Was Sekten mit Esoterik zu tun haben? „Sekte ist ein sehr problematischer Begriff, den ich selber eigentlich nicht benutzen will, um eine Gruppe von Menschen so zu bezeichnen. Der Begriff Sekte trägt immer die Idee von etwas Bösem in sich. Ist es keine Sekte, dann ist es harmlos. Doch das ist viel komplexer.“ Eben auch wenn es um die Begrifflichkeit der Esoterik geht. „Es gibt da Menschen, die sich sehr bemühen und harmlose Dienstleistungen anbieten, aber es gibt auch manche, die kontrollierend sind, andere Menschen stark im Griff haben und ihr Leben steuern. Sobald sie eine Machtstruktur haben, gibt es fast immer Machtmissbrauch.“ Die Grenzen können dabei fließend sein.
Vom 20-Euro-Augenblick bis zum Eine-Million-Seminar
Einer der harmlosen Sorte ist ein Superstar der Szene: der Kroate Josip Grbavac, berühmt unter seinem Künstlernamen „Braco“. Am 5. Mai war er in Marchtrenk zu Gast. Für das Eintrittsgeld von 20 Euro bekommt man keinen Vortrag, keine Weisheiten – denn Braco spricht nicht –, sondern seinen „Blick“. 15 Minuten lang schaut Braco in die Menge. Ein Blick, der heilend sein soll. Im Anschluss kann man DVDs und diverse Fanutensilien kaufen. Ins bayerische Garching kamen 7.000 Menschen zu dieser alles in allem 30-Minuten-Performance, macht in diesem Falle r mal pi hoch Daumen einen Stundenlohn von 280.000 Euro. Für die einen kurios, für die anderen ein Erlebnis. Und mit 20 Euro ist der Einsatz überschaubar. Der Deutsche Frank „Agni“ Eickermann verlangt da schon ein wenig mehr, schließlich kann man dadurch zur „Lichtgestalt“ werden.

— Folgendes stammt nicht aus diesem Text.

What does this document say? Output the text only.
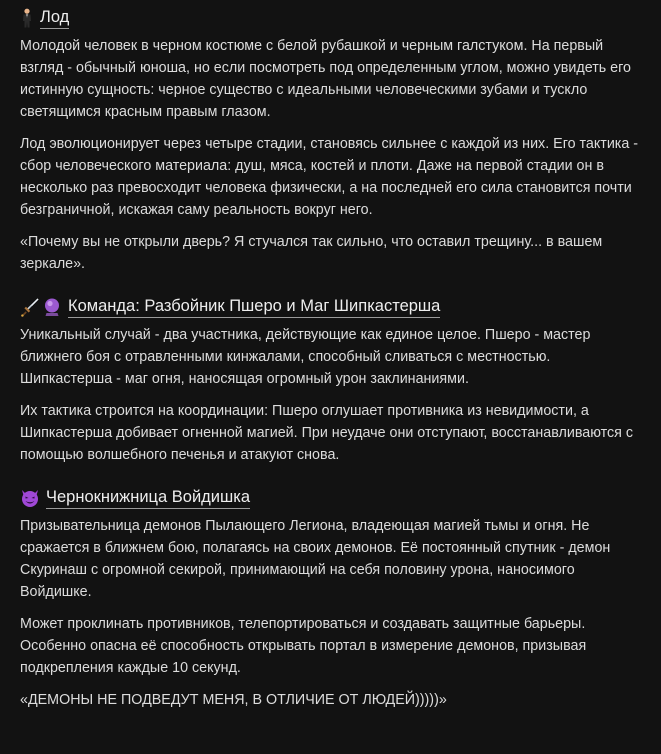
Лод

Молодой человек в черном костюме с белой рубашкой и черным галстуком. На первый взгляд - обычный юноша, но если посмотреть под определенным углом, можно увидеть его истинную сущность: черное существо с идеальными человеческими зубами и тускло светящимся красным правым глазом.

Лод эволюционирует через четыре стадии, становясь сильнее с каждой из них. Его тактика - сбор человеческого материала: душ, мяса, костей и плоти. Даже на первой стадии он в несколько раз превосходит человека физически, а на последней его сила становится почти безграничной, искажая саму реальность вокруг него.

«Почему вы не открыли дверь? Я стучался так сильно, что оставил трещину... в вашем зеркале».

Команда: Разбойник Пшеро и Маг Шипкастерша

Уникальный случай - два участника, действующие как единое целое. Пшеро - мастер ближнего боя с отравленными кинжалами, способный сливаться с местностью. Шипкастерша - маг огня, наносящая огромный урон заклинаниями.

Их тактика строится на координации: Пшеро оглушает противника из невидимости, а Шипкастерша добивает огненной магией. При неудаче они отступают, восстанавливаются с помощью волшебного печенья и атакуют снова.

Чернокнижница Войдишка

Призывательница демонов Пылающего Легиона, владеющая магией тьмы и огня. Не сражается в ближнем бою, полагаясь на своих демонов. Её постоянный спутник - демон Скуринаш с огромной секирой, принимающий на себя половину урона, наносимого Войдишке.

Может проклинать противников, телепортироваться и создавать защитные барьеры. Особенно опасна её способность открывать портал в измерение демонов, призывая подкрепления каждые 10 секунд.

«ДЕМОНЫ НЕ ПОДВЕДУТ МЕНЯ, В ОТЛИЧИЕ ОТ ЛЮДЕЙ)))))»
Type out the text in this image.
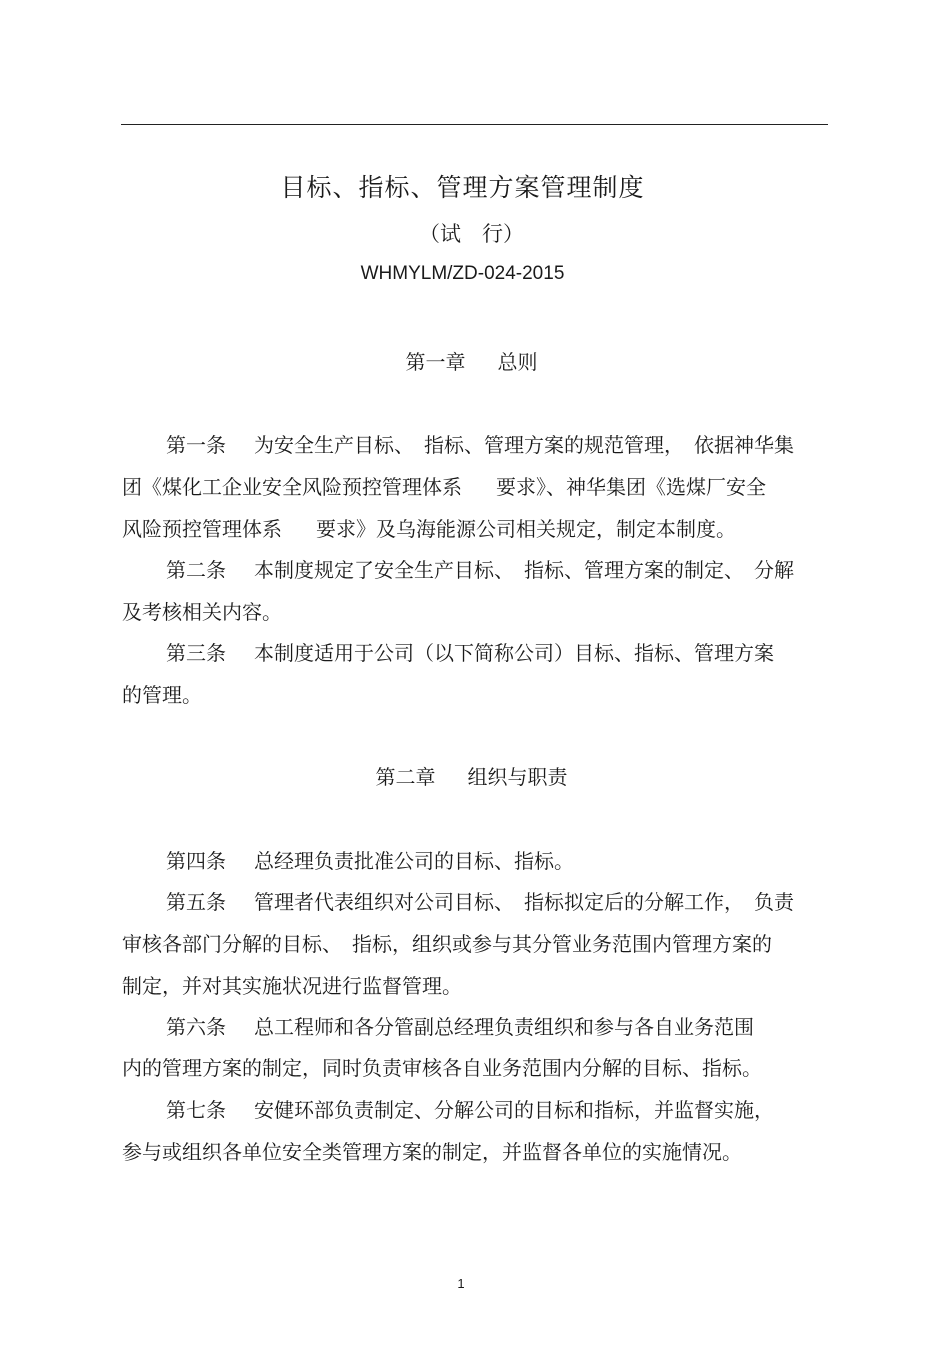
目标、指标、管理方案管理制度
（试　行）
WHMYLM/ZD-024-2015
第一章 总则
第一条 为安全生产目标、 指标、管理方案的规范管理， 依据神华集
团《煤化工企业安全风险预控管理体系 要求》、神华集团《选煤厂安全
风险预控管理体系 要求》及乌海能源公司相关规定，制定本制度。
第二条 本制度规定了安全生产目标、 指标、管理方案的制定、 分解
及考核相关内容。
第三条 本制度适用于公司（以下简称公司）目标、指标、管理方案
的管理。
第二章 组织与职责
第四条 总经理负责批准公司的目标、指标。
第五条 管理者代表组织对公司目标、 指标拟定后的分解工作， 负责
审核各部门分解的目标、 指标，组织或参与其分管业务范围内管理方案的
制定，并对其实施状况进行监督管理。
第六条 总工程师和各分管副总经理负责组织和参与各自业务范围
内的管理方案的制定，同时负责审核各自业务范围内分解的目标、指标。
第七条 安健环部负责制定、分解公司的目标和指标，并监督实施，
参与或组织各单位安全类管理方案的制定，并监督各单位的实施情况。
1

Bis zu einer Million Euro – der Preis ist verhandelbar – kostet ein Viertagesseminar bei dem Urgestein der Szene. Will man sich die Million wieder reinverdienen, kann man in seinem streng hierarchisch und führerzentrierten Lichtzellen-Netzwerk mitmachen. Eine Form von Pyramidenspiel. Aus Gläubigen werden oftmals Gläubiger. Auch diverse Wundermittel wie Bioscanner oder Vitalisierungsgeräte mit Biophotonen, die helfen sollen, Stimmungen positiv zu verändern, sind meist im Direktvertriebssystem erhältlich. In Deutschland greift man bereits hart durch. Der Hersteller eines solchen Bioscanners wurde zu 2,5 Millionen Euro wegen Betrugs verurteilt. Die beiden Geschäftsführer mussten in Haft. Und Deutschlands umstrittener Gesundheitsminister Karl Lauterbach geht einen Schritt weiter. Er will Homöopathie als Kassenleistung streichen. Ein Milliardengeschäft. Schätzungen zufolge werden acht Milliarden Euro für die Zuckerkügelchen ausgegeben – Hauptmarkt: die DACH-Länder. Homöopathie ist zwar kein esoterisches Kerngeschäft, die Wirkung ist aber wissenschaftlich genauso wenig belegt wie ein persönlicher Schutzengel. Die Kügelchen seien ähnlich wirksam wie Placebos und die wirken bekanntlich über den eigenen Glauben daran.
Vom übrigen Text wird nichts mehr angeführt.